You haven’t mentioned the operating system, the file system, or other pertinent details, but complaints like this are often due to a fragmented and nearly full disk.
I found a site that says you can turn it on - they’re bitching that Vista presents it as new and it isn’t - by changing the registry key from a 3 to a 1, but my key is set to a 3, so it isn’t on.
I thought I had a similar problem once. I kept looking for some background process that was causing the issue but couldn’t find anything. I even started backing up some files (that I should have backed up beforehand anyway).
It turned out to be a fan. It sounded exactly like a hard drive spinning, and it was mostly constant but had occasional quiet moments, just like a busy hard drive.
I felt very dumb and very relieved. It might be something worth checking.
Do you have indexing service turned on? This is a Windows feature that performs a background indexing of your hard drives, supposedly to allow for faster searches. Google Desktop search does this as well. Also, you may want to check if you have any type of defragmentation software installed. All three of these typically run when your computer is idle (or at low resource utilization), so there will often be a lot of disk activity at seemingly strange times.
Also, I strongly recommend getting an external hard drive and backing up your system. If your drive is failing, it will be the best $100 you ever spent.
Lots of things thrash the disk, especially after a fresh format.
Did you install Itunes or Google Earth or Adobe Reader or any other program that automatically updates itself? Windows Media Player’s default settings will download album art and update information on your music in the background.
Antivirus software updates itself daily or even hourly depending on which program you choose. Most AV programs have scheduled scans and those happily thrash the disk while they examine every single file on your machine. Windows Defender runs scheduled scans by default. Et cetera. Almost every program out there nowadays wants to chirp “quality control” results back to its corporate HQ, be it Microsoft, Apple, Google or little third party vendors no one has ever heard of.
Are all your Windows updates in order? They can download in the background thanks to a service called “Background Intelligent Transfer Service”. So if you just installed WinXP with SP2 (and default settings) Windows will slowly download SP3 without telling you that it’s doing so until it’s done. Don’t shut this service off- Windows Update will stop working if you do.
Last but not least your disk is fragmented after a fresh install. The install process does not leave things in a nice linear fashion on the disk. And the more programs you install the worse it gets. I recommend the free AusLogics Disk Defrag over the XP defragmenter because instead of just saying “Done” at the end, it actually tells you how many files were fragmented and how much speed you’ve gained.
You can also track this type of thing down sometimes by running task manager and turning on the various IO-related columns in the Processes tab. The absolute numbers don’t tell you much but if you sort by a particular column and watch it for a minute you can get a feel for which processes are increasing their IO numbers the fastest.
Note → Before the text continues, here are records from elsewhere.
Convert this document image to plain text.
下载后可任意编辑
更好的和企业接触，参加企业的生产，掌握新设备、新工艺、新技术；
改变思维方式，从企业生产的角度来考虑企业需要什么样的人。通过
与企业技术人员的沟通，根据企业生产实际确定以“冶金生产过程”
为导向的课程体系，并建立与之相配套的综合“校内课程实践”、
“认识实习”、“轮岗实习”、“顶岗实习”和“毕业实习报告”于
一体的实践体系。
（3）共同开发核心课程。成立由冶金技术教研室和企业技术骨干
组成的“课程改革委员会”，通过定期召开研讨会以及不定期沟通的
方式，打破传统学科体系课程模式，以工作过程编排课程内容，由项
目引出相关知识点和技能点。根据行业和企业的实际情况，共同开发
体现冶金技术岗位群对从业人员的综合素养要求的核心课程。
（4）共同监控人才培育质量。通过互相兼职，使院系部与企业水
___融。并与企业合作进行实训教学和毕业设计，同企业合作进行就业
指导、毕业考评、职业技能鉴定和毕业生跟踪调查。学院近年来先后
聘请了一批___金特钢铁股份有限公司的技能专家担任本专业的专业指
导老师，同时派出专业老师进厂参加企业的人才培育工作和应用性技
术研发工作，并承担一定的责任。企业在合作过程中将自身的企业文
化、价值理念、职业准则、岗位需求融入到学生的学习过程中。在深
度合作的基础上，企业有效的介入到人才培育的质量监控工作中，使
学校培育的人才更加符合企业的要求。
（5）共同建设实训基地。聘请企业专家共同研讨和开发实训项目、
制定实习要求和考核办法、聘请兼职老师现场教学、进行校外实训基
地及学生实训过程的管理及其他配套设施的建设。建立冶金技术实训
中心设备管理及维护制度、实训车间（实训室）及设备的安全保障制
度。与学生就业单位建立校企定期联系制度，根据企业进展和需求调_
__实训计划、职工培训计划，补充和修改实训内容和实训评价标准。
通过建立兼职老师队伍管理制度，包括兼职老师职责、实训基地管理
Sometimes this is helpful, sometimes it’s not.
Hit Ctrl+Alt+Del to bring up the Task Manager
Go to View, Select Columns, then add I/O Reads and I/O Writes
Go back to the task manager and sort by I/O Reads, note the application
Do the same for I/O Writes
If its not a failing drive you should see the app responsible for all the reading and writing there. If the drive is failing and its simply reading (or trying to read) from a dying drive you shouldn’t see a huge difference between the app using the most I/O and the least (though there will of course be some).